In that case, let me revise my earlier proposal:

ADDR_HEAP would apply to the entire heap, current and future.

ADDR_STACK would alter future behavior (both for main stack and
by invalidating stackprot as previously mentioned, for thread stacks),
but for the sake of gcc trampolines and the complexity of determining
the bounds of all existing thread stacks, need not alter behavior with
respect to current stack pages.  (Hypothetically, if it could on some
future platform, that's great, but it probably can't now.)

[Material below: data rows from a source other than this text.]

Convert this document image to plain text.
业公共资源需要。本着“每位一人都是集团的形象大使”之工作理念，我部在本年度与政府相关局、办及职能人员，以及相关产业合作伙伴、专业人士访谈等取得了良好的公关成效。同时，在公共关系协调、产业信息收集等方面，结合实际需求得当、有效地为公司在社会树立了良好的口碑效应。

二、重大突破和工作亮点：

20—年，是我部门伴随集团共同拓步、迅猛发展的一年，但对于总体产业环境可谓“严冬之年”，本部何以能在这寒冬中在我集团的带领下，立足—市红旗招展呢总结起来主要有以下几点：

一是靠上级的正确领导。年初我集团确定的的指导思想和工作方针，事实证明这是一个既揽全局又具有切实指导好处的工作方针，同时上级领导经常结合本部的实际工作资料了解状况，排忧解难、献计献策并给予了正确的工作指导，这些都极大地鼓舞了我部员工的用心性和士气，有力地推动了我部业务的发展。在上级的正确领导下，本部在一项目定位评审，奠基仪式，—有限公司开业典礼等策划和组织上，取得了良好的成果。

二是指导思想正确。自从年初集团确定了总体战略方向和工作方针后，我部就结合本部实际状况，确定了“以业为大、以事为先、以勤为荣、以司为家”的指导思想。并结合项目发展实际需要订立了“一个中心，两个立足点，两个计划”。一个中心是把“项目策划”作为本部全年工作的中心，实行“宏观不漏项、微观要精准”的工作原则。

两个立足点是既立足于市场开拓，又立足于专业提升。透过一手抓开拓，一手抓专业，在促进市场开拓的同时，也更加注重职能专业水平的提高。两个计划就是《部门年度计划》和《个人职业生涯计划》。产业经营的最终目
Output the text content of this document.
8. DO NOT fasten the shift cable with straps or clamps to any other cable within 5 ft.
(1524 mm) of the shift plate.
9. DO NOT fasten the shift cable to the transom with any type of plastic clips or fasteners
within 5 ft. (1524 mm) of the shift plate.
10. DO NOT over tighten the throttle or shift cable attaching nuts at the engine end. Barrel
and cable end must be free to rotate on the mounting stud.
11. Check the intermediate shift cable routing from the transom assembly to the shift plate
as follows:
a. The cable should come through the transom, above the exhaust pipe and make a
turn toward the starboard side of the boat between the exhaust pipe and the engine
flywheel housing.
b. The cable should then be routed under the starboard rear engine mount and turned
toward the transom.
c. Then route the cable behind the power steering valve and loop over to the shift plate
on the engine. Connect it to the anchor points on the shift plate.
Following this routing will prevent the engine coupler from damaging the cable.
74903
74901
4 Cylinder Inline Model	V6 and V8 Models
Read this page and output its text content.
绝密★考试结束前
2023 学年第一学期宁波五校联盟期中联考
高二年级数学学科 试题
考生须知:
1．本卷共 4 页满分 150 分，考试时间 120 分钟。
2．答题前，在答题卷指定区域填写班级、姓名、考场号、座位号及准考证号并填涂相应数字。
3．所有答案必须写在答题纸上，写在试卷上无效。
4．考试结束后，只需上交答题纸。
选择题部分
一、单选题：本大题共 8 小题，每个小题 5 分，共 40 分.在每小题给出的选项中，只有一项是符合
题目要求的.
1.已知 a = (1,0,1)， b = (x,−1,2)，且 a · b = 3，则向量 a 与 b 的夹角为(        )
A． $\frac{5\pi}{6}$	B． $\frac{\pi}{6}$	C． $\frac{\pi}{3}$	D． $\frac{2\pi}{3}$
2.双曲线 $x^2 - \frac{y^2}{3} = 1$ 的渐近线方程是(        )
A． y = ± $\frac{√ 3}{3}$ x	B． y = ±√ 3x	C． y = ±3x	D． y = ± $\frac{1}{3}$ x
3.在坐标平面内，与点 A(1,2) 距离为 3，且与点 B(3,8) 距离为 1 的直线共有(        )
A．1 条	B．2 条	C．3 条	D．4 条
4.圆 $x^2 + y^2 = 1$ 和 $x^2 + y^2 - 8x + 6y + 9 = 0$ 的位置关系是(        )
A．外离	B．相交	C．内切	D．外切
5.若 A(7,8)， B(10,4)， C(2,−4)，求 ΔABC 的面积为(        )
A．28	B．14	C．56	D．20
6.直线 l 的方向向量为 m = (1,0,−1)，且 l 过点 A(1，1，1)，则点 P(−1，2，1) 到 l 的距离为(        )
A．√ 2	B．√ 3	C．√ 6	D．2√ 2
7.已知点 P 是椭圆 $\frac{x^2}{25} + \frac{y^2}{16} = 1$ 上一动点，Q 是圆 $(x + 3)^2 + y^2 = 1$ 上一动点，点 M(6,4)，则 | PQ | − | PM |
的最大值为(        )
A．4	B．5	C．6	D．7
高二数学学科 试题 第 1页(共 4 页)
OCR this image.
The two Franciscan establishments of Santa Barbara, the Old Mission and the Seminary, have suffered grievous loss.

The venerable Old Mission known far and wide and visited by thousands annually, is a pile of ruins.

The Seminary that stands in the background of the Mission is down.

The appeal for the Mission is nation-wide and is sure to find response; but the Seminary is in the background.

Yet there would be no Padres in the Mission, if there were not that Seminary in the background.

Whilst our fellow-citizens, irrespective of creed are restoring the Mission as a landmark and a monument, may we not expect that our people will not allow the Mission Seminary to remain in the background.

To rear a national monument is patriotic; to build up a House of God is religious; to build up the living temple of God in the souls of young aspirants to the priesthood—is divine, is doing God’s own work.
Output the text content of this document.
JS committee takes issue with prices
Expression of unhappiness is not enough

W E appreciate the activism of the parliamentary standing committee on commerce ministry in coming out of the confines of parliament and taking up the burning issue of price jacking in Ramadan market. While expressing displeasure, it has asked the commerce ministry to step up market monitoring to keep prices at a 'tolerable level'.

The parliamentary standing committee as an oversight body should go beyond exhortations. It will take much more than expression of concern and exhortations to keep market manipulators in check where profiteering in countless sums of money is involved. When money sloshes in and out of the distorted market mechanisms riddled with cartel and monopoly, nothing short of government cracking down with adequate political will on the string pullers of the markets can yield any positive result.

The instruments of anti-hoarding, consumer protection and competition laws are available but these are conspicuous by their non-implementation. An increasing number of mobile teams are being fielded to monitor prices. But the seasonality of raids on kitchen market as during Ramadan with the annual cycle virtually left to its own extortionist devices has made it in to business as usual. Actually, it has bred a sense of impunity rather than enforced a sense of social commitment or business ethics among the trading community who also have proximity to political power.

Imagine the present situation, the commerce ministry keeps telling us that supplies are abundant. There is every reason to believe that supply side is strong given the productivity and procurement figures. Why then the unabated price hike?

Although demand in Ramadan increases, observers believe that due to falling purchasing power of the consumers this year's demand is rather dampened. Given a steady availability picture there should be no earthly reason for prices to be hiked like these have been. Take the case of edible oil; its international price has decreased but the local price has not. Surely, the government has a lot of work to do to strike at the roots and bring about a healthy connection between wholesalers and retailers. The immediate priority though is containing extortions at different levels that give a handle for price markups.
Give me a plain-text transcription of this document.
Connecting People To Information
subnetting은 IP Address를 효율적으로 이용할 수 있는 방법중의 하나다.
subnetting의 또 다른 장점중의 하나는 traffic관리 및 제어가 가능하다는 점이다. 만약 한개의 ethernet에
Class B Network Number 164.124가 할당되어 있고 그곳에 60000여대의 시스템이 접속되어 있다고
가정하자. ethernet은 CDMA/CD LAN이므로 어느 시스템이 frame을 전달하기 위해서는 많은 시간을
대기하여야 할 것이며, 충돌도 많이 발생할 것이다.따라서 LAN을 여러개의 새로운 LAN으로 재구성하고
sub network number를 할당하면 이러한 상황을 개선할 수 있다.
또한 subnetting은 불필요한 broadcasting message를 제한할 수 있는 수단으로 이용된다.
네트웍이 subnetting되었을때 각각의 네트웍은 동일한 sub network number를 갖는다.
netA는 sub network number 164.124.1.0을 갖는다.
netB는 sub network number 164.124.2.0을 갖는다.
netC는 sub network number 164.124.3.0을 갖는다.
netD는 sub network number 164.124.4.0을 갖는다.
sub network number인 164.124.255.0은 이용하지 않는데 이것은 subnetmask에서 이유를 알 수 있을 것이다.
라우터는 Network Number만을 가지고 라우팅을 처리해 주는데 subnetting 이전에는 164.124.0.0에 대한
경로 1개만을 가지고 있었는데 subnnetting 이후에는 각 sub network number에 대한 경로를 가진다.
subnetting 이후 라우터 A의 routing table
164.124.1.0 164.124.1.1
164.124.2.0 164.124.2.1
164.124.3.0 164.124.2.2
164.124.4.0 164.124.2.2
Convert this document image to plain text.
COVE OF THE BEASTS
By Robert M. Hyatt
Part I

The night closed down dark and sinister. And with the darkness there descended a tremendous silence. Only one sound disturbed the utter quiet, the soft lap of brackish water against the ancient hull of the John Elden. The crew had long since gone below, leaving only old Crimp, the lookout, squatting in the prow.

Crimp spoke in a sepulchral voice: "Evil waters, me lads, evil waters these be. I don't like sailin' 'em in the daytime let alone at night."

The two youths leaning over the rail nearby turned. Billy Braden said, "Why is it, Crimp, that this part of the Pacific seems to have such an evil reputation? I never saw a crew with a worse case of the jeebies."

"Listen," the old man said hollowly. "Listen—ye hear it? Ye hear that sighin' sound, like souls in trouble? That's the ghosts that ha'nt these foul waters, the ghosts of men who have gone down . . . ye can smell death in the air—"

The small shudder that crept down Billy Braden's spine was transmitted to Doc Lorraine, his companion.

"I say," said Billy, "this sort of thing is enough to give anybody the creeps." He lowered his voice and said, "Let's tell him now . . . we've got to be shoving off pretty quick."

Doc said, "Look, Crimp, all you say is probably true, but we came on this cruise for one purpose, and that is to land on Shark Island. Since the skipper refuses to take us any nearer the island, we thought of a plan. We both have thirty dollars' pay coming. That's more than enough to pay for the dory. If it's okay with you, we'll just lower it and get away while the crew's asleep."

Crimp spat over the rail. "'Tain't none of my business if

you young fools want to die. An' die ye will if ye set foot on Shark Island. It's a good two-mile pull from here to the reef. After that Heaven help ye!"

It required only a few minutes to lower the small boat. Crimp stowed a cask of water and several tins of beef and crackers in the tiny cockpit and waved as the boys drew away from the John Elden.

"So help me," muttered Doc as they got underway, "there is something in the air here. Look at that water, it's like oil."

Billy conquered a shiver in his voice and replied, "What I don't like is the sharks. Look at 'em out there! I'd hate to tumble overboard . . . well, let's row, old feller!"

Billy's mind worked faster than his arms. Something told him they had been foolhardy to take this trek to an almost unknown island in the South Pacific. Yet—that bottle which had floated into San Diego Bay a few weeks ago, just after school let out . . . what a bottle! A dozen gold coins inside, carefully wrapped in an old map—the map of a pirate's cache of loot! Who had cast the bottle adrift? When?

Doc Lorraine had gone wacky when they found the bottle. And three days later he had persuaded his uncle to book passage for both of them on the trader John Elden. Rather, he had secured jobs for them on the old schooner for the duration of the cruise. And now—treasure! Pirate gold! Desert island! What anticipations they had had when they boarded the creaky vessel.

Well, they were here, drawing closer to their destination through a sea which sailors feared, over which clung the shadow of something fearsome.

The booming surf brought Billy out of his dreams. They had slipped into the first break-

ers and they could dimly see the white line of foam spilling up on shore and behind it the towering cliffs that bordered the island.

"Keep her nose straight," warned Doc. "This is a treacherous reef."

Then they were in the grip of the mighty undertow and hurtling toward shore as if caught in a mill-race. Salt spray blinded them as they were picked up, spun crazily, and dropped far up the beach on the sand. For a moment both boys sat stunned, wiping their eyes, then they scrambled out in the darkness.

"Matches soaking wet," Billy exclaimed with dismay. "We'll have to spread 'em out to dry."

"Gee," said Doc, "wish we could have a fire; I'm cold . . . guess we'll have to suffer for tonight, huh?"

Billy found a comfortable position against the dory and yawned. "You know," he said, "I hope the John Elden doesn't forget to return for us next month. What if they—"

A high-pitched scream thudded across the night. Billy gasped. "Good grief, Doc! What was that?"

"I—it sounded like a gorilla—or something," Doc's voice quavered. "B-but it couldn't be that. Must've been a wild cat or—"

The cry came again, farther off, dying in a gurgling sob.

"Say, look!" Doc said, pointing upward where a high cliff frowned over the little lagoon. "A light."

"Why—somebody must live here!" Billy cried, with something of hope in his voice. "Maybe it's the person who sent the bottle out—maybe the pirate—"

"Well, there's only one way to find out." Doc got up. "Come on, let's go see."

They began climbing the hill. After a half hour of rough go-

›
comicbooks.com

That seems like a reasonable, non-disruptive best effort, which, since
there are apparently some exceptions that make attempting to make
the stack non-executable on 32-bit (x86 or spark) somewhat less than
bulletproof anyway, should probably be good enough, and better than
nothing (enough to complicate the work involved in an overflow attack,
anyway).  And quite possibly also good enough given that an LD_PRELOADed
shared object that was designed to run very early (using a #pragma init(func) 
perhaps) should be able to know that it didn't have to worry about stepping
on existing trampolines (or about multiple threads), and could take
separate action (regular mprotect() usage with a bit of knowledge of the
main stack layout) to protect the existing main stack.  Any later use
of ADDR_STACK, by _not_ altering the protection of existing stack pages,
but only future ones, would avoid breaking anything unexpectedly.